Apareceu de tudo, como dúvidas em relação ao salário de um premiê, se ele alguma vez na infância havia almejado chegar ao cargo e até uma pergunta infame perguntando o quanto – e quando – de álcool ele bebe, comparando-o a um dos antecessores, Zhou Enlai (bueno, não sabia que o amigo do Mao tinha fama de bebum, mas vai ver que tem). O episódio do sapato arremessado contra ele em Cambridge no início deste ano também veio à baila.

A preocupação central, no entanto, tem a ver com empregos e crise. Ou a falta de emprego e a necessidade de se ampliar o consumo. Apesar de até agora 15,3% dos 120 milhões de trabalhadores migrantes terem abandonado as cidades para voltar às suas aldeias, no chat quem mais perguntava sobre o tema desemprego eram jovens recém saídos da faculdade e também ainda sem ocupação. Aliás, a quantidade de perguntas de jovens pode indicar que a rede é mesmo popular nesta faixa estária. 

A China, como diversos outros países, vê o desemprego afetar prioritariamente duas esferas diferentes da sociedade, os pouco instruídos trabalhadores migrantes (mão de obra barata para pegar no pesado) e os graduados ainda sem experiência profissional.
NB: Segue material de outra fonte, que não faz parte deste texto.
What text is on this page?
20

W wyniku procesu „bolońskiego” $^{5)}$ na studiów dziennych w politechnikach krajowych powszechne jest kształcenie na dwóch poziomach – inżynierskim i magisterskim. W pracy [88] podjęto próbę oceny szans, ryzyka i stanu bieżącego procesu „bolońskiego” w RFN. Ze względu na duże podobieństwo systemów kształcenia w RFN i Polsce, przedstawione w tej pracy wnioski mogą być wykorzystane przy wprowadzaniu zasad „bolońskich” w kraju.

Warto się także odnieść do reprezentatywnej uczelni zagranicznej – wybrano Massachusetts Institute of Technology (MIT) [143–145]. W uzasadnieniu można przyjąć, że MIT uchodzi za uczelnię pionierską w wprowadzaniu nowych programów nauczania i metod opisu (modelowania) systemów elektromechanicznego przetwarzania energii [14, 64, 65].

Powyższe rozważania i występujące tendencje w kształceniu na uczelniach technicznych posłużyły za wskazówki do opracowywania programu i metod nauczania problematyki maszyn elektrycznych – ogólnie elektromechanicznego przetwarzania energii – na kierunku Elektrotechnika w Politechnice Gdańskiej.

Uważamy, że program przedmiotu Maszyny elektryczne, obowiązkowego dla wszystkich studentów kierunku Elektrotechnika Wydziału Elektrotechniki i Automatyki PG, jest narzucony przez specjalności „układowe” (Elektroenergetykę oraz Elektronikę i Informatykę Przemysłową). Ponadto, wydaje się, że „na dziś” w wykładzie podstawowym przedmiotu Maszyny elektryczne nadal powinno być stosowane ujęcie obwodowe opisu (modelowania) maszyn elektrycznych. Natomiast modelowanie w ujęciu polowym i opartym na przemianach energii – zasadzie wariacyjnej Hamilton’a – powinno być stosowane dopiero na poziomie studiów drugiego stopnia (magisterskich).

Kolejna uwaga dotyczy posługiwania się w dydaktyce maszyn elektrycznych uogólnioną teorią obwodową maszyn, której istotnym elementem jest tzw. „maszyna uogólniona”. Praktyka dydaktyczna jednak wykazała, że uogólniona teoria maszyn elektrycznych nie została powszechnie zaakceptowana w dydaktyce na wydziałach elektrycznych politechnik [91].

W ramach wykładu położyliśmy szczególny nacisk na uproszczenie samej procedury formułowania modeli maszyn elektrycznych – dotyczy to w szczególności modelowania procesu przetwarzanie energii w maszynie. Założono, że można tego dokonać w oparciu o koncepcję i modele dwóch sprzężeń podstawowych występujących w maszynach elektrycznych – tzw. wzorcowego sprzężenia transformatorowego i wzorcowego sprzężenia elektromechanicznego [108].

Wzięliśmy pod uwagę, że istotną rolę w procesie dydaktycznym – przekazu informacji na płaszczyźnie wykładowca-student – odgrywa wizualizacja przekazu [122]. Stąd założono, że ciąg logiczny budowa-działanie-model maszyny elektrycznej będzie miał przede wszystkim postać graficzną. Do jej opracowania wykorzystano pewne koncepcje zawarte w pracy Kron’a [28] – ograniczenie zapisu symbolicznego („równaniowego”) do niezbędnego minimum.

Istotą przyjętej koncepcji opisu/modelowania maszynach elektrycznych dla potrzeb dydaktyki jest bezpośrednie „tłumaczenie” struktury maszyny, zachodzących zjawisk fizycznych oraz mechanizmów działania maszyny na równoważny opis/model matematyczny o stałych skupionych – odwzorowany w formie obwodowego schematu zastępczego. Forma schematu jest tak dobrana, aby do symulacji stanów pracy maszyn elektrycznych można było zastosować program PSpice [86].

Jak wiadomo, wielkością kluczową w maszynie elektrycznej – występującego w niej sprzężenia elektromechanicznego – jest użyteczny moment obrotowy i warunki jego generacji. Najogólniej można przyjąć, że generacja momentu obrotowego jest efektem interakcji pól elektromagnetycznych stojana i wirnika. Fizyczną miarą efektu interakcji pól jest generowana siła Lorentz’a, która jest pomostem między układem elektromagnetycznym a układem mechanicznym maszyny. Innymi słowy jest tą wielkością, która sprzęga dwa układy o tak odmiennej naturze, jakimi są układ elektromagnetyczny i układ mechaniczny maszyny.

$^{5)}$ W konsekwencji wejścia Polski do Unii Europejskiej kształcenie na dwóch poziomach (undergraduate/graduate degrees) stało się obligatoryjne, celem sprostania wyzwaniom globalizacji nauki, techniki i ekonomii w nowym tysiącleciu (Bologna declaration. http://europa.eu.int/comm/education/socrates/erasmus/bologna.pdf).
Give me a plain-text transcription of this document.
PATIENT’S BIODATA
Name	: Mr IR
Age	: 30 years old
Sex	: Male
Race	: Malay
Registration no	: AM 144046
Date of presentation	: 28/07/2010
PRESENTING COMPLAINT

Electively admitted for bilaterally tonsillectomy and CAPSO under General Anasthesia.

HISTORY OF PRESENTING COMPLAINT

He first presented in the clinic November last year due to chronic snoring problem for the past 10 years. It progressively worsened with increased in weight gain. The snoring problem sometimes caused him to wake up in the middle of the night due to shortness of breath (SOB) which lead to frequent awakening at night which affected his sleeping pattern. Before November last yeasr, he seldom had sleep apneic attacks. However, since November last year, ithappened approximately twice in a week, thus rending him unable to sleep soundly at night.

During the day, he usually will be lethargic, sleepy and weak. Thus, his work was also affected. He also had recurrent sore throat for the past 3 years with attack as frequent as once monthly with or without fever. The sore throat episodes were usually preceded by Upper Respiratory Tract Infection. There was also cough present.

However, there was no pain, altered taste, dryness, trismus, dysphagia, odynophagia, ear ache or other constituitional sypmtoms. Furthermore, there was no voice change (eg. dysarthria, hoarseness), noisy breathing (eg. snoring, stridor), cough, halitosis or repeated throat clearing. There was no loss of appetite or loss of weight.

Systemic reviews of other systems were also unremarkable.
Wen não foi lá muito otimista. Disse que a crise está longe de acabar e que o caminho para superá-la será árduo. Sobre as decisões do governo acerca da questão e de outras más, ele disse que os cidadãos têm o direito de criticar e expressar suas opiniões. 

Zona Política Especial

O fórum para a declaração de Wen acerca das críticas populares parece adequado. A Internet é vista na China como um espaço de construção democrática e de discussões que levam a decisões políticas, inclusive. Inclusão digital… 

A coisa é levada tão a sério que o espaço, mesmo controlado por diversos filtros impostos pelo próprio governo chinês, é chamado de Zona Política Especial, uma referência às Zonas Econômicas Especiais, as cidades chinesas que têm status diferentes das demais e que, na prática, detém mais flexibilidade na hora de negociar com o Exterior. O modelo foi implantando no país pela primeira vez há 30 anos, mais ou menos.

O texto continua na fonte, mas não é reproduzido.